13. The portrait of Alfred and the film's use of close-ups and profiles of David Hemmings especially for transitions? As a young man, his role in the kingdom, his place amongst his brothers, his age? Seeing him to be ordained? The transition to the hunt, the encounter with Aehlswith? His reading? The symbols of the eagle and the dog as representing him? His military prowess when the need arose? The build-up to his marriage and his feeling betrayed? His skill as a leader, his greatness? His passion causing the death of so many and his decision to hide himself? How did he change over the years? His dislike of Aehlswith in a love? hate relationship? The treaty with Guthrumand his allowing his wife to go? The later taking of her and the child? His trying to win her back as well as defeat the Danes? The possibility of the reconciliation? Alfred and his life as a vocation, motivated by a sense of duty, a warrior king?

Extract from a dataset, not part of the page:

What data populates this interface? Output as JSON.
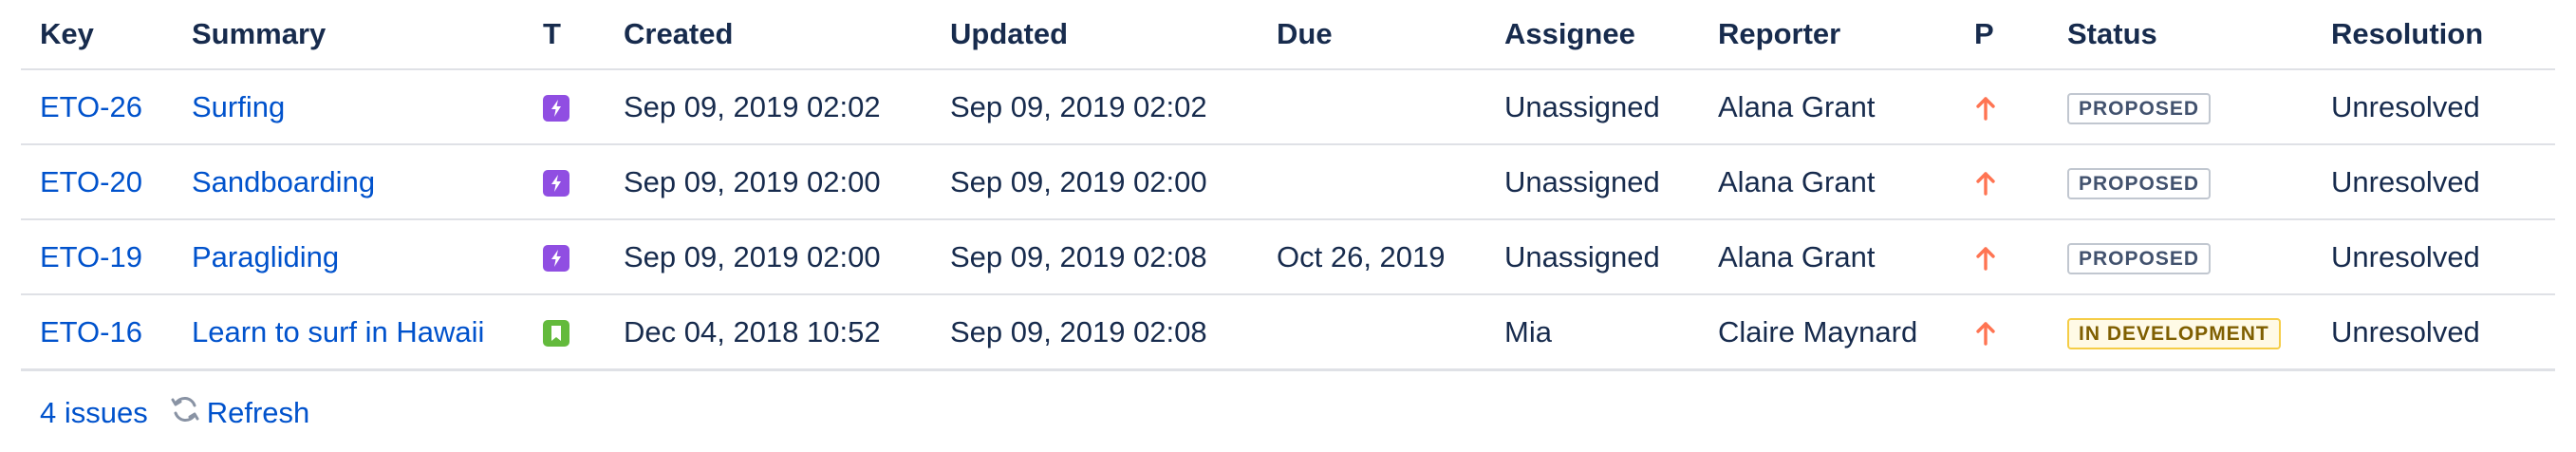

14. The role of Asher as being a monk, his continued help, advice, Alfred thinking that he was betrayed by him, their reconciliation, his fighting for the English? As representing the Church in the film?
15. The portrait of Aehlswith? The memories of her playing with Alfred as a child, her arrival and relationship with her father, her feminine presence, her forwardness especially with the hunt and being chased by the dog, her response to Alfred's passion, the reading of Latin at the table? Her marrying out of love, her not knowing the background of the treaty, her experience of the wedding night and her love? hate and wanting his apology? Her willingness to go as a hostage, her experience at the Danish revels? Her comments on her religion? The presence of her maid and the birth of her child? Her adultery with Guthrum and its motivation? Staying with him for so many years? Her being captured and the confrontation with Alfred at the end? An insight into a woman in such historical situations and difficulties?
16. Guthrum as warrior, appearance, contrast with Alfred, his insights and instincts? His discussions with Aehlswith and Alfred, pagan revelry, sacrifice? The importance of the religious sacrifice and its barbarity and blood with the Christian Eucharist? The importance of his being defeated by strategy?
17. The presentation of the nobles, their attitudes, their arrogance, not abiding by the law, their pride, the contrast with the outlaws and their helping of Alfred? The importance of the reconciliation scene when all rallied to his help?
18. Themes of paganism versus Christianity? The presentation and discussion of Christ, of Rome, the order of Christian religion?
19. How important and interesting is this kind of experience of the past, how much insight does it give into the past, into the present, the perennial aspects of human nature?